• Kyodo


Emperor Akihito, on the occasion of his 80th birthday on Monday, repeated his intention to do his best amid expectations that he will hand over some of his official duties to the younger generation in the year after next.

“While accepting the limits arising from age, I hope to continue to fulfill my role as best I can,” the Emperor said at a customary press conference Wednesday ahead of his birthday.

Emperor Akihito, enthroned on Jan. 7, 1989, is the second to have turned 80 while on the throne, following his father Emperor Hirohito, posthumously known as Emperor Showa.

Next year will be the last time for the Emperor and Empress Michiko, 79, to make annual visits to kindergartens on Children’s Day in May and facilities for the elderly on Respect for the Aged Day in September, as they will pass on those visits, made since 1992, to their children, including Crown Prince Naruhito.

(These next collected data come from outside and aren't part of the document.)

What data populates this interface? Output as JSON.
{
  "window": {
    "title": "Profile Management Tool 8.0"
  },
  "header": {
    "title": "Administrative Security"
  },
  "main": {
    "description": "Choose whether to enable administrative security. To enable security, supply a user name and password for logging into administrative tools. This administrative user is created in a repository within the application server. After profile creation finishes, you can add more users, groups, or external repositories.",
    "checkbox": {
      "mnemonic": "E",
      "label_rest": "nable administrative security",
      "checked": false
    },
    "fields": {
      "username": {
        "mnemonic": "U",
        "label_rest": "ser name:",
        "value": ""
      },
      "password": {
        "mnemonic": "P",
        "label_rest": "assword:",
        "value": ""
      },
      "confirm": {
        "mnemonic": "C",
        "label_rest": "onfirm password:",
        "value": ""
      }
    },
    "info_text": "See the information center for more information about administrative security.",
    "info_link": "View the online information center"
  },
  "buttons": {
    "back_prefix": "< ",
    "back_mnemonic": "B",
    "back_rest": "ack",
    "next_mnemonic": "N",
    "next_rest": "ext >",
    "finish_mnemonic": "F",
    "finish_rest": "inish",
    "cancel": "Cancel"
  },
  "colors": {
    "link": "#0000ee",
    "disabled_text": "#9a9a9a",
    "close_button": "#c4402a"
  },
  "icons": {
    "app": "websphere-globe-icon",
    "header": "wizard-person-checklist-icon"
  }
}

“We already have quite an age gap with the children, while we will be around the same age as the elderly citizens,” said the Emperor, adding, “My health has had no bearing on this decision.”

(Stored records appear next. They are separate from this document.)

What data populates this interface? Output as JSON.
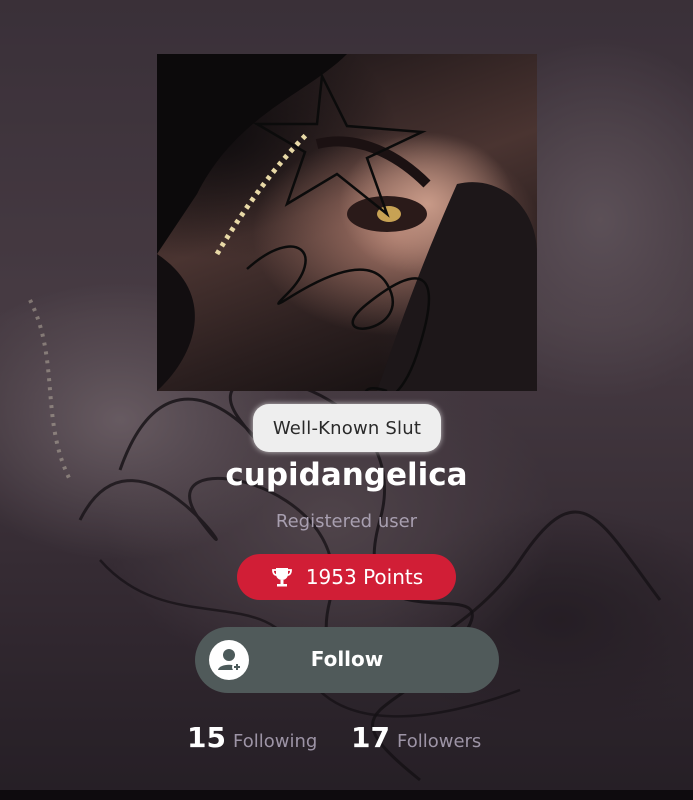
{
  "profile": {
    "title_badge": "Well-Known Slut",
    "username": "cupidangelica",
    "role": "Registered user",
    "points_label": "1953 Points",
    "follow_label": "Follow",
    "following_count": "15",
    "following_label": "Following",
    "followers_count": "17",
    "followers_label": "Followers"
  },
  "colors": {
    "points_pill": "#d11e36",
    "follow_button": "#505a5a",
    "username_text": "#ffffff",
    "muted_text": "#a89fb0"
  },
  "icons": {
    "points": "trophy-icon",
    "follow": "add-user-icon"
  }
}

Regarding the passing on of official duties to reduce his burden, he said, “I would like to maintain the status quo for the time being.”

Asked about the relationship between politics and the activities of the Imperial family following Princess Hisako’s involvement in Tokyo’s successful bid to host the 2020 Olympic Games, the Emperor said, “It is my intention to continue to attend to my duties in a manner compliant with the Constitution.”

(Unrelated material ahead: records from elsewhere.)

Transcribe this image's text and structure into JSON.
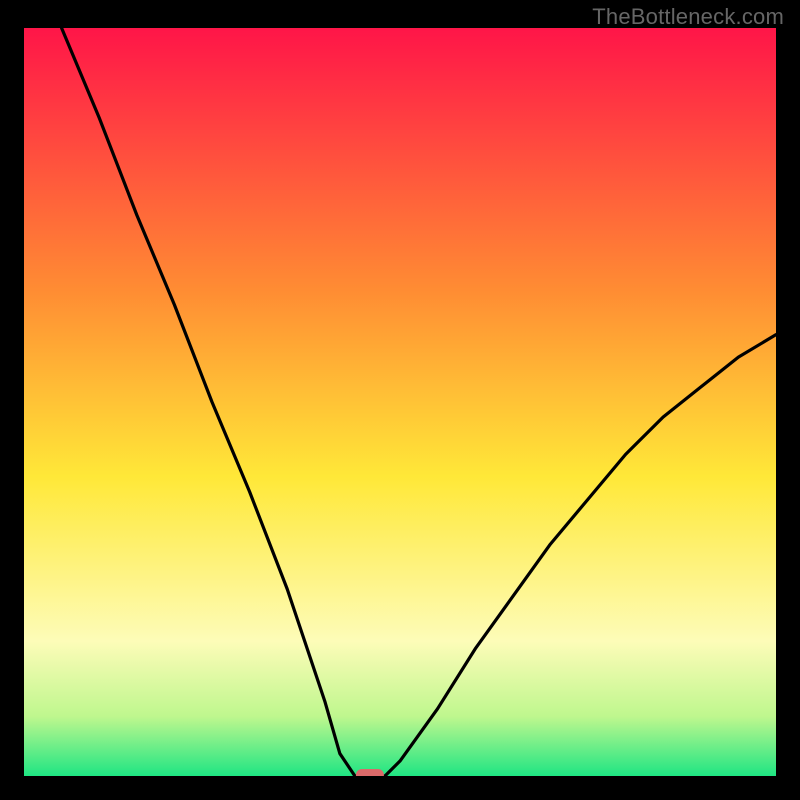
{
  "watermark": "TheBottleneck.com",
  "chart_data": {
    "type": "line",
    "title": "",
    "xlabel": "",
    "ylabel": "",
    "xlim": [
      0,
      100
    ],
    "ylim": [
      0,
      100
    ],
    "x": [
      5,
      10,
      15,
      20,
      25,
      30,
      35,
      40,
      42,
      44,
      45,
      46,
      48,
      50,
      55,
      60,
      65,
      70,
      75,
      80,
      85,
      90,
      95,
      100
    ],
    "values": [
      100,
      88,
      75,
      63,
      50,
      38,
      25,
      10,
      3,
      0,
      0,
      0,
      0,
      2,
      9,
      17,
      24,
      31,
      37,
      43,
      48,
      52,
      56,
      59
    ],
    "minimum_region": {
      "x_start": 43,
      "x_end": 49,
      "y": 0
    },
    "marker": {
      "x": 46,
      "y": 0,
      "color": "#DB6A6A"
    },
    "background_gradient": {
      "type": "vertical",
      "stops": [
        {
          "offset": 0,
          "color": "#FF1548"
        },
        {
          "offset": 35,
          "color": "#FF8C33"
        },
        {
          "offset": 60,
          "color": "#FFE838"
        },
        {
          "offset": 82,
          "color": "#FDFCB8"
        },
        {
          "offset": 92,
          "color": "#BFF78E"
        },
        {
          "offset": 100,
          "color": "#1FE583"
        }
      ]
    }
  }
}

“The Constitution of Japan stipulates, ‘The Emperor shall perform only such acts in matters of state as are provided for in this Constitution and he shall not have powers related to government,’ ” he said.

About the events that have left a special impression on him during the course of his life, the Emperor pointed to “the Second World War.”

“About 3.1 million Japanese people are said to have lost their lives in that war. It still pains me deeply to think that so many people, who must have had various dreams and hopes for the future, lost their lives at a young age.”

He also noted: “I have profound gratitude for the efforts made by the Japanese people at the time who helped reconstruct and improve the country devastated by the war.”

Touching on major disasters, such as the 2011 earthquake and tsunami that damaged the northeast, especially the Pacific coastline, the Emperor said “there are so many people in Japan who value the bonds between people, can deal with various situations calmly, and work hard toward reconstruction. I have found this most reassuring.”

“Being an Emperor can be a lonely state,” he added.

He also reflected on his marriage.

“I feel most fortunate that I have been able to endeavor to carry out my role as Emperor with the Empress by my side,” he said.

Regarding his overseas trip in November to India, which he also visited 53 years earlier, the Emperor said he was optimistic.

“I received the impression that we can expect high hopes for future exchanges with India and for the development of the country itself.”